My father ended up a commercial traveller; he didn’t go from door to door, but that’s what he was. Mostly he travelled only as far as Liverpool, twelve miles down the railway line, to a public house called the Caernarvon Castle. He used it as an office and met business contacts there. Sometimes his contacts were in paint, sometimes in scrap metal. For a period he was an agent to a metal-box manufacturer. When he went into town he was dandified – he wore a striped suit and a Homburg hat. His shoes glittered like glass. Indoors, he dressed in Home Guard battledress, with a black beret on his narrow head. When he wasn’t cleaning he sat at the table making calculations on the backs of brown envelopes.
Every Friday he stayed at home to see to the house. He got down on his knees to scrub out the kitchen; he was very dedicated and very irritable. He grumbled that it wasn’t right for a man to do what he had to do. My mother often said she wished he’d get the hell out and he always said that one of these days he would get out of this hellhole once and for all. Leaping about the kitchen with his scrubbing brush, he looked like a cross between General Montgomery and Old Mother Riley.
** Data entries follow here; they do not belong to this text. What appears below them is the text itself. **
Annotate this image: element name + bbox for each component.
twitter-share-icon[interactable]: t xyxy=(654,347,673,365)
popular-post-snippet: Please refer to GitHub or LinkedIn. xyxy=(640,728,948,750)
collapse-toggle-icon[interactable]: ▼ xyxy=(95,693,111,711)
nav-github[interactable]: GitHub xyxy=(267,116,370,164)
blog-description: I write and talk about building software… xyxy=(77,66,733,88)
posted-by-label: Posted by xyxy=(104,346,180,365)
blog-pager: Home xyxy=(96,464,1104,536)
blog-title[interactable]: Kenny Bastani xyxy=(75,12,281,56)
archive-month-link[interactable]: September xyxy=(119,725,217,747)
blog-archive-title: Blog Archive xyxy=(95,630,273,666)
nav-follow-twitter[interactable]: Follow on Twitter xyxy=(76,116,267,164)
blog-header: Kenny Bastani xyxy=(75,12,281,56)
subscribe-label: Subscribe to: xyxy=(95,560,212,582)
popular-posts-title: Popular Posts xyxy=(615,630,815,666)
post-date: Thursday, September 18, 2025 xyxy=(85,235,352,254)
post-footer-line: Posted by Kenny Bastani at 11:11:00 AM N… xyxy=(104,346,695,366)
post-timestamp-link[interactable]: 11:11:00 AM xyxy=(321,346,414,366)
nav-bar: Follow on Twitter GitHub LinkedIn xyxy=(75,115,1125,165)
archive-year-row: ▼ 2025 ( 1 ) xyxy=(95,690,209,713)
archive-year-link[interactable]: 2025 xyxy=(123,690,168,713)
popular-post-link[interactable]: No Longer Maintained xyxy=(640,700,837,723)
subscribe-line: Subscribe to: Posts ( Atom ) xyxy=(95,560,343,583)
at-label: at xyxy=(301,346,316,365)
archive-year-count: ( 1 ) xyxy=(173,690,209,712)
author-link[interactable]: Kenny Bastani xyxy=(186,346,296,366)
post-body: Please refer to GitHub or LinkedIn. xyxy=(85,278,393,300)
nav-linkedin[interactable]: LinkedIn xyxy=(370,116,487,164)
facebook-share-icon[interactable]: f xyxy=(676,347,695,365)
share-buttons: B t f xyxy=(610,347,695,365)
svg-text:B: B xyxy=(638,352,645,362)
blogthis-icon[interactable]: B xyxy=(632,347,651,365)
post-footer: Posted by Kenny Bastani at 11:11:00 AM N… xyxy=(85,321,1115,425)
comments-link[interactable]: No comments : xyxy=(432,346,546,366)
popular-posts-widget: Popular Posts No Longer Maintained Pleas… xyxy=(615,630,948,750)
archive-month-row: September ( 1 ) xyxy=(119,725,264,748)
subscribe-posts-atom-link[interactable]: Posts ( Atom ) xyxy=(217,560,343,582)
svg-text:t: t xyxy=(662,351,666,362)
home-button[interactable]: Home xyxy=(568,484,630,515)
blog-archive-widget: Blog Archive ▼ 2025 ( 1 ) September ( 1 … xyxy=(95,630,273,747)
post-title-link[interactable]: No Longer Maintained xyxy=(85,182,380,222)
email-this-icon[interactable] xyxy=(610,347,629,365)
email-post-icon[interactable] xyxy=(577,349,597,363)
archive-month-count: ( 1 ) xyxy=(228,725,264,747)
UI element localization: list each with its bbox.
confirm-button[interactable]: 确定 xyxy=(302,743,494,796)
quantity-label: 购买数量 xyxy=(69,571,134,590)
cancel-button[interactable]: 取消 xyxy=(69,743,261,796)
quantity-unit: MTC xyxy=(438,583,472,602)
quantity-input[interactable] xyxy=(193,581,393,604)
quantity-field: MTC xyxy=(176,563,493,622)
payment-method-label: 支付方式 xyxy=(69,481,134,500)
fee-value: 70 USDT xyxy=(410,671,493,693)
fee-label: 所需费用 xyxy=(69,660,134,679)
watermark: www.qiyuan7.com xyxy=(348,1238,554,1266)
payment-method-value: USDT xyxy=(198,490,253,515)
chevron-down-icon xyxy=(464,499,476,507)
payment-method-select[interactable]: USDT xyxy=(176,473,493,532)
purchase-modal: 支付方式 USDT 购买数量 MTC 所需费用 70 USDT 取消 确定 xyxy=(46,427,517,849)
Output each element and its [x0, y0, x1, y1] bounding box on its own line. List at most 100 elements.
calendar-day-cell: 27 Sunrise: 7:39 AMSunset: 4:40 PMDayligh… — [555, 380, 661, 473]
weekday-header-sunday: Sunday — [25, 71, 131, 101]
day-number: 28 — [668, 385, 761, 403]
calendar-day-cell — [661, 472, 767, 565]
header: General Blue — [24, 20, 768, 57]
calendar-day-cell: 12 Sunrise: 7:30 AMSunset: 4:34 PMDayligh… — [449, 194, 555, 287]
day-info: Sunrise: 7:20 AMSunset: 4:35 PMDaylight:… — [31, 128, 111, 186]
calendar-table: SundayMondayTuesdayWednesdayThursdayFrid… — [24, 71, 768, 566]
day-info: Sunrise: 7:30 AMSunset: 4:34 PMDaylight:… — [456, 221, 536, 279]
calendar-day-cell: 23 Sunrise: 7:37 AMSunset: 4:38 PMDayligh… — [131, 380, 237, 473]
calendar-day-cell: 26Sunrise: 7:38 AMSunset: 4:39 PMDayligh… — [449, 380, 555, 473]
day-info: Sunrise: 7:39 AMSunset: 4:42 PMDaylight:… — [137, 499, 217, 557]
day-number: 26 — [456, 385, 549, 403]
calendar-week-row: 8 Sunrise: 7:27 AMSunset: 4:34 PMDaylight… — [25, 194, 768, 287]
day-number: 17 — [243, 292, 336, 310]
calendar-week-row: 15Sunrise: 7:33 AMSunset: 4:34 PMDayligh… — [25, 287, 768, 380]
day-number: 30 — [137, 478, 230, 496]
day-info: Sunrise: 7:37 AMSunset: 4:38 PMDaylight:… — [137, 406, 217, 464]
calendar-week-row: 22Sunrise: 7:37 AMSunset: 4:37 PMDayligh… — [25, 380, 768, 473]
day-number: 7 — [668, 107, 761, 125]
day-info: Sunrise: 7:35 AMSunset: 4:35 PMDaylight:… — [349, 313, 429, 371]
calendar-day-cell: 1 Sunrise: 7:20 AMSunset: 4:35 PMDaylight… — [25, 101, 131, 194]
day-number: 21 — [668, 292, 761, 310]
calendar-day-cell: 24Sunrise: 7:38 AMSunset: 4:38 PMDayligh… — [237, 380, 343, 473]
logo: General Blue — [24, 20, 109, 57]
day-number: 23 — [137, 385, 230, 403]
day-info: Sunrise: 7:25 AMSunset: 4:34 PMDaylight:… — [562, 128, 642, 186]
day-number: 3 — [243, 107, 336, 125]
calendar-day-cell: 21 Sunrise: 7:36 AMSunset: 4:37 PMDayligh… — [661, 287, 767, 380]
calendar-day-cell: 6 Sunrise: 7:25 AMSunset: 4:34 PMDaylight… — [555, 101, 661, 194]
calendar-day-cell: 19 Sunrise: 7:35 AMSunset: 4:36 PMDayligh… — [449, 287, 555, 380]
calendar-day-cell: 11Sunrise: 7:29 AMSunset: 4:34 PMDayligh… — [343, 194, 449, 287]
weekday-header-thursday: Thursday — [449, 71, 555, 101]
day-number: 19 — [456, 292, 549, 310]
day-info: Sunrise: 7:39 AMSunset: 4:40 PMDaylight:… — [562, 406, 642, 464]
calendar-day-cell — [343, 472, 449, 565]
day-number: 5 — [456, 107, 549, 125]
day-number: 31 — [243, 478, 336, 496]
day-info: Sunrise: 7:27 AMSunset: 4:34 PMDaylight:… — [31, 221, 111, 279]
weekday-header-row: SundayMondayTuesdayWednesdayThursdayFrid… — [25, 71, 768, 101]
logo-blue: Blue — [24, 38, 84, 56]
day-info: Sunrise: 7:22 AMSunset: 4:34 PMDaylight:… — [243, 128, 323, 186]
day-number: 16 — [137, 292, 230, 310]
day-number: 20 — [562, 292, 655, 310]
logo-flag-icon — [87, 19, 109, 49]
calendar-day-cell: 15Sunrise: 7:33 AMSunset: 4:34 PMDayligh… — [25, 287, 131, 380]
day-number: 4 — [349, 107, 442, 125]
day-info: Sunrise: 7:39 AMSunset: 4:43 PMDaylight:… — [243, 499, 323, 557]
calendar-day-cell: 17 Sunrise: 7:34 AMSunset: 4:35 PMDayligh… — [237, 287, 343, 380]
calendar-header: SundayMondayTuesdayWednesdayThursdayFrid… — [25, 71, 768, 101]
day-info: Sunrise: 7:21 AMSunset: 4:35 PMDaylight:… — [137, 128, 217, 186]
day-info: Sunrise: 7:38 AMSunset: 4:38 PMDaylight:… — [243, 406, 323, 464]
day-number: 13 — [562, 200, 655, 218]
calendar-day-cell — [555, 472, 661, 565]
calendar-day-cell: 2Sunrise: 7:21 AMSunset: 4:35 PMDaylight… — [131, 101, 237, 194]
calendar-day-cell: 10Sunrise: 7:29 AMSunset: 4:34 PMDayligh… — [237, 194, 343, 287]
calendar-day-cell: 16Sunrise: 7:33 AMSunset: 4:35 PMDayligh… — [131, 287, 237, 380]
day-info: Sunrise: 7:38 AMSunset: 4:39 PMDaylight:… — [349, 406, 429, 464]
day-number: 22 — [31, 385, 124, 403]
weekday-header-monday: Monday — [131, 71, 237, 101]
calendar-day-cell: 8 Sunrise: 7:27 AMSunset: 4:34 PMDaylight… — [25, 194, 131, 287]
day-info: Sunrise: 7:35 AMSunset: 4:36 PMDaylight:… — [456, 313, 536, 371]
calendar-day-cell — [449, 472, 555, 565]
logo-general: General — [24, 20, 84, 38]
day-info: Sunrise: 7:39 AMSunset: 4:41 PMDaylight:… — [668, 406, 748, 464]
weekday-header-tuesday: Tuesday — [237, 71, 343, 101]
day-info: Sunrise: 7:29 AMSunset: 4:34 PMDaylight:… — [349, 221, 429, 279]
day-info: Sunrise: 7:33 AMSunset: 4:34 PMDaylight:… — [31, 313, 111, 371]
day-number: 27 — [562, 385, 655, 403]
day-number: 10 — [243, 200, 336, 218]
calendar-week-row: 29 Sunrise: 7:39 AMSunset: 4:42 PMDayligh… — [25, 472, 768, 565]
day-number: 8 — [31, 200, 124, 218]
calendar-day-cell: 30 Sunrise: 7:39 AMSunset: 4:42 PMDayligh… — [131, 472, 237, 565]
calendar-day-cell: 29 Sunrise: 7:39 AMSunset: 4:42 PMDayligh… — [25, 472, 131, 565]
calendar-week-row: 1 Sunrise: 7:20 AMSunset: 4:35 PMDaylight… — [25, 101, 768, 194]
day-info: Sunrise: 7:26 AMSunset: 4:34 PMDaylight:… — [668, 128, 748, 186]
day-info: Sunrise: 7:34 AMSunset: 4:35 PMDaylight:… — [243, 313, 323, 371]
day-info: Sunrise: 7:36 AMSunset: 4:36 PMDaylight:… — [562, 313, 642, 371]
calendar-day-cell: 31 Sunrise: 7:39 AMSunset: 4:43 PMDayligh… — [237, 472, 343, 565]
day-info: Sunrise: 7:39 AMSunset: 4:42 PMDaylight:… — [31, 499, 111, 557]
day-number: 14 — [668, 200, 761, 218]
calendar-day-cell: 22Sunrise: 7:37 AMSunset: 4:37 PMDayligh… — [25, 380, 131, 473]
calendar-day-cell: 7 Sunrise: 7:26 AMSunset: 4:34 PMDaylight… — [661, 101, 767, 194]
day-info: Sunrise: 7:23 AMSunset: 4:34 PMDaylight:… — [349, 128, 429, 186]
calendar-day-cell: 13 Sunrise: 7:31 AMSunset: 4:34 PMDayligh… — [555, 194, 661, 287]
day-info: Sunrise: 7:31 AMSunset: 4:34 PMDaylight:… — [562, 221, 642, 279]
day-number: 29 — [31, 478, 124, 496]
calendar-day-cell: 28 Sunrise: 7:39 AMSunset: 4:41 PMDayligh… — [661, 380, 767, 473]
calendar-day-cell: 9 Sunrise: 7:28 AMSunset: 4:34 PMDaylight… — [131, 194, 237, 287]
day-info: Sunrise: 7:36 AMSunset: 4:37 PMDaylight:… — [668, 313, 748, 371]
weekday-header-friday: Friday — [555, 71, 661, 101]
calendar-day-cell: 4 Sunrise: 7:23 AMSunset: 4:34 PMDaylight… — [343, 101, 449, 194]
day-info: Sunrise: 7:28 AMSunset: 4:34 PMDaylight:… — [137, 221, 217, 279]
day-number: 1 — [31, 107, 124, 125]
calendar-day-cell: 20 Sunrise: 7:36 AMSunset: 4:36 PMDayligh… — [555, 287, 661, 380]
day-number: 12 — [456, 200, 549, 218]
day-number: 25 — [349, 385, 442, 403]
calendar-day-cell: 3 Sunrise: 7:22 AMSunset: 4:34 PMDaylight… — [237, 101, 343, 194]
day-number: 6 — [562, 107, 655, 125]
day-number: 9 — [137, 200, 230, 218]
All his great battles had been fought before I was born. When he was fourteen he had gone as a cabin boy on a sailing ship to America. So he said. He’d imported the first matches to Berlin, dealt in diamonds in Holland, lived in Dublin during the Troubles for some dark unspecified purpose. By the time he was thirty he was in a ‘good way of doing’. He was in shipping and in cotton and in property. Doors opened to him without appointment. A carnation in his buttonhole, he pranced like Fred Astaire up the steps of his beautiful Cotton Exchange, and when he entered the massive portals of the offices of the White Star Line, men of power nodded in his direction. That’s what he said. Life had got at him in the meantime. It was a mystery to us and him where that golden lad before the mast had gone.